They had the Army-Nayy game yesterday, and you had to have flyovers of military aircraft over the Redskin's stadium (interestingly, the first time the game had been played in metro DC) to get something of an air game yesterday. Army passed six times all day, and the winning Navy side only three.
If throwing the ball was strategically effective for those teams, they would do it, but an option running game has long been the hallmark of the service academies; even the Air Force doesn't air it out, running almost 80% of the time during this season. An option scheme seems to lend itself to the relatively undersized but smart officers-to-be that play for the service academies.
Would it work for oversized-but-smart? That's what Denver is doing with fullback-sized Tim Tebow; a cute take on l'affair Tebow casts him as the Tortoise chasing down Air Hare, getting encouragement from a fox named John. Part of the flak surrounding Tebow is his in-your-face evangelicalness, which gets the more libertine wing of fandom rooting for the sinners. But the bigger part is Tebow's heterodoxy from conventional NFL quarterbacking, that a option-based system can't work in the NFL; a quarterback isn't built to take the punishment of oversized DL and LBs that patrol the other side of an NFL line.
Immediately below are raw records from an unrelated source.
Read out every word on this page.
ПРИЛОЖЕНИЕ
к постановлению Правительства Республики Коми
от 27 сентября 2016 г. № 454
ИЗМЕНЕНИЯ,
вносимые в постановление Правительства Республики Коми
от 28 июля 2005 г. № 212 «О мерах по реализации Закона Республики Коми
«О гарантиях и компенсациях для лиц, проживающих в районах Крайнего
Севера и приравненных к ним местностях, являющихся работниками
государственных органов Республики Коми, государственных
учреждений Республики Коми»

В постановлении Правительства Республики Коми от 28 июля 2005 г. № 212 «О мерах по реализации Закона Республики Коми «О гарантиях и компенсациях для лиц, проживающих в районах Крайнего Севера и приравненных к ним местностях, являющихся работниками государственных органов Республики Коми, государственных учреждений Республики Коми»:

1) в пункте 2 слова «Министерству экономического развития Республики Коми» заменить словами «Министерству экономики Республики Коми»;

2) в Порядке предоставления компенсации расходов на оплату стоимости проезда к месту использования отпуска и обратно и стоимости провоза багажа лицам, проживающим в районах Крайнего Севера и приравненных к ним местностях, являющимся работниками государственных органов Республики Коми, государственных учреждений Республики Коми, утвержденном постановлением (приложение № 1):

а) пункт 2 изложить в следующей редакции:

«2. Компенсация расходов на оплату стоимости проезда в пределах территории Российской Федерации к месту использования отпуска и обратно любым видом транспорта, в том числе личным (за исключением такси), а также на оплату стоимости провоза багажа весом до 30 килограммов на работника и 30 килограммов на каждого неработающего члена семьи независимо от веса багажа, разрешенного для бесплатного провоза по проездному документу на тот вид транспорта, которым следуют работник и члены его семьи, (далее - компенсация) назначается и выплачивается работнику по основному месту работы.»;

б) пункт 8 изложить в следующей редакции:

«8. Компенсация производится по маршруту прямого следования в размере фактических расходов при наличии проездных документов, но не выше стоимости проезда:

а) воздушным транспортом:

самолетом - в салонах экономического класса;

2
You can have great quarterbacks who can run (Tebow's front office boss John Elway was at his most dangerous on the move), but a run-first QB is heresy to conventional NFL wisdom. However, the heterodox Broncos are 5-1 with Tebow running the spread option.
The Broncos get the Bears today, which brings to mind an interesting point of football history. In 1960, San Francisco introduced the shotgun to the NFL as a running offense; they ditched immobile pocket-passing Y.A. Tittle to the Giants as they installed the system full-time in 1961. They did great with this new offense until they ran into the Bears and their veteran owner-coach George Halas. Halas went back to the birth of the NFL, having run a Jim Thorpe fumble back for the longest pickup-six in league history for decades.
Halas saw that the shotgun was a revamped single-wing from the 20s and 30s and got out his old defensive playbooks from that era before the QB-under-center T formation became the norm. Chicago shut down the 49ers and the shotgun went the way of the dodo for a decade until the Cowboys reintroduced it as a passing-down formation.
The modern post-Cowboys shotgun has become standard, but the 21st century college-style spread-option out of the shotgun has yet to get to the NFL in any quantity until now. The guard may be changing, but the Bears might look to Papa Bear Halas for inspiration to make Sir Charles' dream come true.